To identify the type of polyubiquitin chain produced when DNA encoding wild-type IRAK1 and wild-type Pellino 2 were co-transfected, IRAK1 was immunoprecipitated from the cell extracts, and, after SDS/PAGE, the region of the polyacrylamide gel corresponding to the polyubiquitinated IRAK1 species (Figure 6A, upper panel, lane 3) was excised. Following incubation with trypsin, the digest was subjected to MS. These experiments showed that the polyubiquitin chains attached to IRAK1 were linked via Lys⁶³ almost exclusively (Figure 7A, upper panel), with only traces of IRAK1 linked via Lys⁴⁸ (Figure 7A, lower panel; note the different scale on the y-axis). When DNA encoding wild-type IRAK1 was transfected into IRAK1^–/– cells with DNA encoding Pellino 2[H371S/C373S], the IRAK1 was also polyubiquitinated, but to a much lesser extent. This was presumably catalysed by an endogenous E3 ligase present in the IRAK1^–/– cells, perhaps a Pellino isoform(s). Again, the IRAK1 was mainly ubiquitinated via Lys⁶³ of ubiquitin with only minor ubiquitination via Lys⁴⁸ (Figure 7B).

If the transfected IRAK1 undergoes Lys⁶³-linked polyubiquitination, then it should be capable of binding to proteins, such as NEMO, that interact with K63-pUb chains specifically [27,28]. We therefore repeated the experiment presented in Figure 6(A), except that the DNA encoding IRAK1 and Pellino 2 was also co-transfected with DNA encoding myc–NEMO. After pulling down myc–NEMO from the cell extracts with an anti-NEMO antibody, we examined whether IRAK1 was bound to NEMO. These experiments demonstrated that the polyubiquitinated IRAK1 formed by co-transfection with Pellino 2 did indeed associate with NEMO (Figure 6B, upper panel, lane 3), but not if wild-type IRAK1 was replaced by IRAK1[K239A] (Figure 6B, lane 4) or if wild-type Pellino 2 was replaced by Pellino 2[H371S/C373S] (Figure 6B, lane 5). In the experiments where NEMO was co-transfected with catalytically inactive IRAK1[K239A], the inactive non-ubiquitinated IRAK1 was found in the NEMO immunoprecipitates (Figures 6B, lanes 4 and 6, and 6C, lanes 2 and 4), but this interaction was non-specific, since it was also observed in cells where NEMO was not transfected (Figure 6B, lane 2)

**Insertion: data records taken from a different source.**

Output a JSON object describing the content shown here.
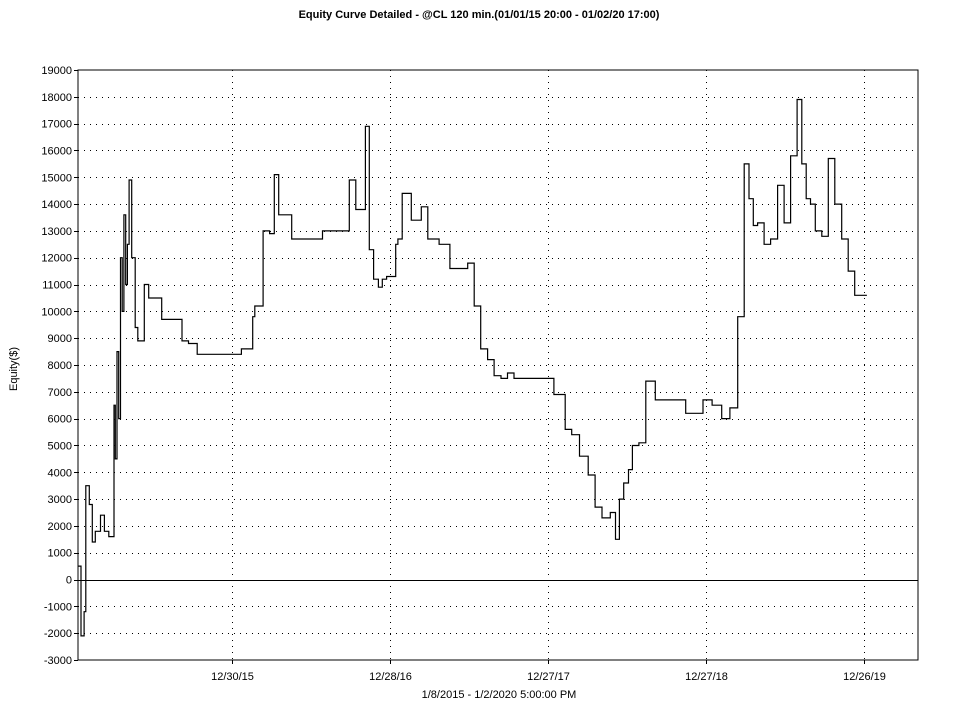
{
  "chart_data": {
    "type": "line",
    "title": "Equity Curve Detailed - @CL 120 min.(01/01/15 20:00 - 01/02/20 17:00)",
    "xlabel": "1/8/2015 - 1/2/2020 5:00:00 PM",
    "ylabel": "Equity($)",
    "ylim": [
      -3000,
      19000
    ],
    "yticks": [
      -3000,
      -2000,
      -1000,
      0,
      1000,
      2000,
      3000,
      4000,
      5000,
      6000,
      7000,
      8000,
      9000,
      10000,
      11000,
      12000,
      13000,
      14000,
      15000,
      16000,
      17000,
      18000,
      19000
    ],
    "xlim": [
      "2015-01-08",
      "2020-04-29"
    ],
    "xticks": [
      {
        "label": "12/30/15",
        "date": "2015-12-30"
      },
      {
        "label": "12/28/16",
        "date": "2016-12-28"
      },
      {
        "label": "12/27/17",
        "date": "2017-12-27"
      },
      {
        "label": "12/27/18",
        "date": "2018-12-27"
      },
      {
        "label": "12/26/19",
        "date": "2019-12-26"
      }
    ],
    "grid": true,
    "series": [
      {
        "x": [
          "2015-01-08",
          "2015-01-15",
          "2015-01-22",
          "2015-01-26",
          "2015-02-03",
          "2015-02-10",
          "2015-02-17",
          "2015-03-01",
          "2015-03-10",
          "2015-03-20",
          "2015-04-01",
          "2015-04-04",
          "2015-04-08",
          "2015-04-12",
          "2015-04-16",
          "2015-04-20",
          "2015-04-24",
          "2015-04-28",
          "2015-05-02",
          "2015-05-06",
          "2015-05-12",
          "2015-05-20",
          "2015-05-26",
          "2015-06-02",
          "2015-06-10",
          "2015-06-20",
          "2015-06-30",
          "2015-07-10",
          "2015-07-20",
          "2015-08-05",
          "2015-08-20",
          "2015-09-05",
          "2015-09-20",
          "2015-10-10",
          "2015-10-20",
          "2015-11-05",
          "2015-12-20",
          "2016-01-20",
          "2016-01-25",
          "2016-02-15",
          "2016-02-20",
          "2016-03-10",
          "2016-03-25",
          "2016-04-05",
          "2016-04-15",
          "2016-04-25",
          "2016-05-15",
          "2016-06-20",
          "2016-07-25",
          "2016-09-01",
          "2016-09-25",
          "2016-10-10",
          "2016-11-01",
          "2016-11-10",
          "2016-11-20",
          "2016-12-01",
          "2016-12-10",
          "2016-12-20",
          "2017-01-10",
          "2017-01-15",
          "2017-01-25",
          "2017-02-15",
          "2017-03-10",
          "2017-03-25",
          "2017-04-05",
          "2017-04-20",
          "2017-05-15",
          "2017-06-10",
          "2017-06-25",
          "2017-07-10",
          "2017-07-25",
          "2017-08-10",
          "2017-08-25",
          "2017-09-10",
          "2017-09-25",
          "2017-10-10",
          "2017-11-01",
          "2017-11-20",
          "2017-12-10",
          "2018-01-10",
          "2018-02-05",
          "2018-02-20",
          "2018-03-10",
          "2018-03-30",
          "2018-04-15",
          "2018-05-01",
          "2018-05-20",
          "2018-06-01",
          "2018-06-10",
          "2018-06-20",
          "2018-07-01",
          "2018-07-10",
          "2018-07-25",
          "2018-08-10",
          "2018-09-01",
          "2018-09-25",
          "2018-10-10",
          "2018-11-10",
          "2018-12-01",
          "2018-12-20",
          "2019-01-10",
          "2019-02-01",
          "2019-02-20",
          "2019-03-10",
          "2019-03-25",
          "2019-04-05",
          "2019-04-15",
          "2019-04-25",
          "2019-05-10",
          "2019-05-25",
          "2019-06-10",
          "2019-06-25",
          "2019-07-10",
          "2019-07-25",
          "2019-08-05",
          "2019-08-15",
          "2019-08-25",
          "2019-09-05",
          "2019-09-20",
          "2019-10-05",
          "2019-10-20",
          "2019-11-05",
          "2019-11-20",
          "2019-12-05",
          "2019-12-20",
          "2020-01-02"
        ],
        "values": [
          500,
          -2100,
          -1200,
          3500,
          2800,
          1400,
          1800,
          2400,
          1800,
          1600,
          6500,
          4500,
          8500,
          6000,
          12000,
          10000,
          13600,
          11000,
          12500,
          14900,
          12000,
          9400,
          8900,
          8900,
          11000,
          10500,
          10500,
          10500,
          9700,
          9700,
          9700,
          8900,
          8800,
          8400,
          8400,
          8400,
          8400,
          8600,
          8600,
          9800,
          10200,
          13000,
          12900,
          15100,
          13600,
          13600,
          12700,
          12700,
          13000,
          13000,
          14900,
          13800,
          16900,
          12300,
          11200,
          10900,
          11200,
          11300,
          12500,
          12700,
          14400,
          13400,
          13900,
          12700,
          12700,
          12500,
          11600,
          11600,
          11800,
          10200,
          8600,
          8200,
          7600,
          7500,
          7700,
          7500,
          7500,
          7500,
          7500,
          6900,
          5600,
          5400,
          4600,
          3900,
          2700,
          2300,
          2500,
          1500,
          3000,
          3600,
          4100,
          5000,
          5100,
          7400,
          6700,
          6700,
          6700,
          6200,
          6200,
          6700,
          6500,
          6000,
          6400,
          9800,
          15500,
          14200,
          13200,
          13300,
          12500,
          12700,
          14700,
          13300,
          15800,
          17900,
          15500,
          14200,
          14000,
          13000,
          12800,
          15700,
          14000,
          12700,
          11500,
          10600,
          10600,
          10600
        ]
      }
    ]
  }
}
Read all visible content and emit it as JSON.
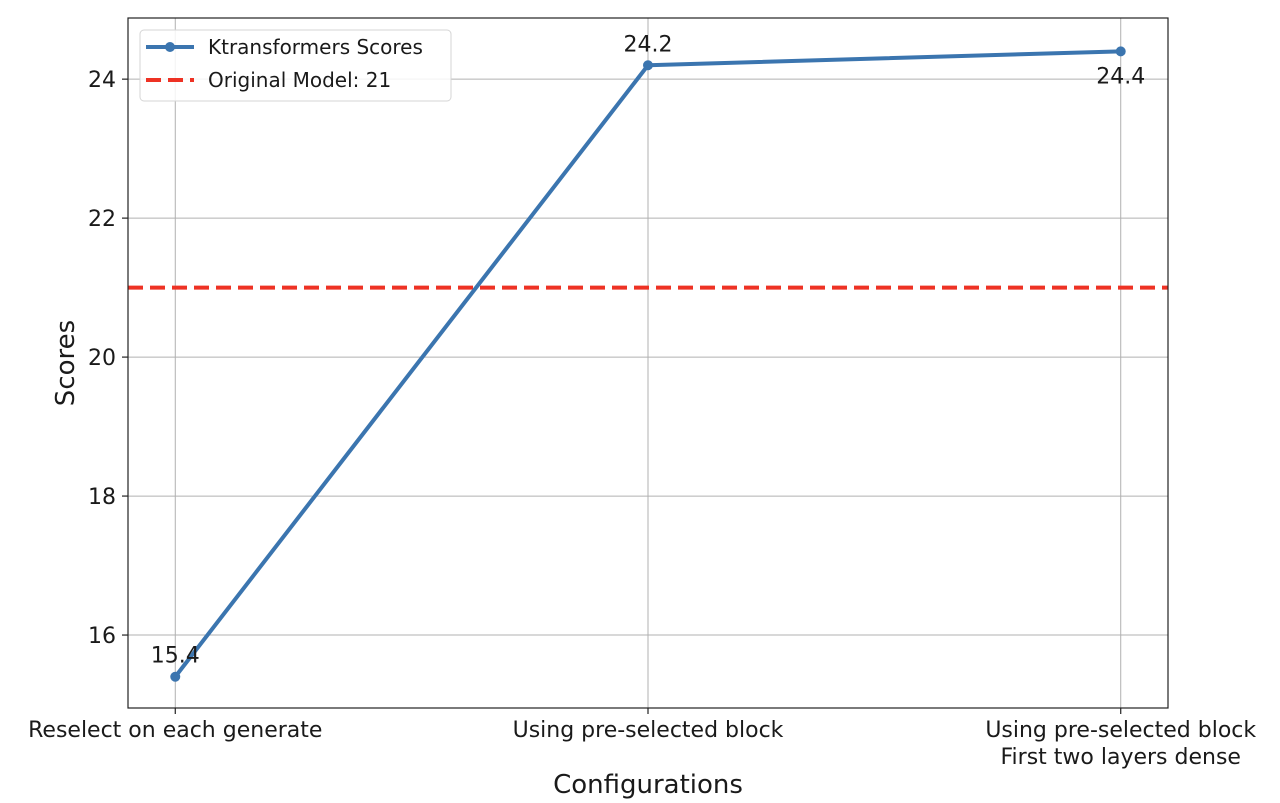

To establish further that IRAK1 had bound to NEMO by virtue of the interaction of NEMO with the K63-pUb chains linked covalently to IRAK1, we repeated the experiment shown in Figure 6(B), but also using NEMO[D311N], a mutant which cannot bind K63-pUb chains. This experiment demonstrated that wild-type NEMO (Figure 6C, lane 3), but not NEMO[D311N] (Figure 6C, lane 5) was able to bind to the polyubiquitinated wild-type IRAK1 generated by co-transfection with Pellino 2. When wild-type IRAK1 was co-transfected with E3 ligase-inactive Pellino, some wild-type IRAK1 was found in the NEMO immunoprecipitates, presumably as a result of some IRAK1 ubiquitination mediated by endogenous Pellino.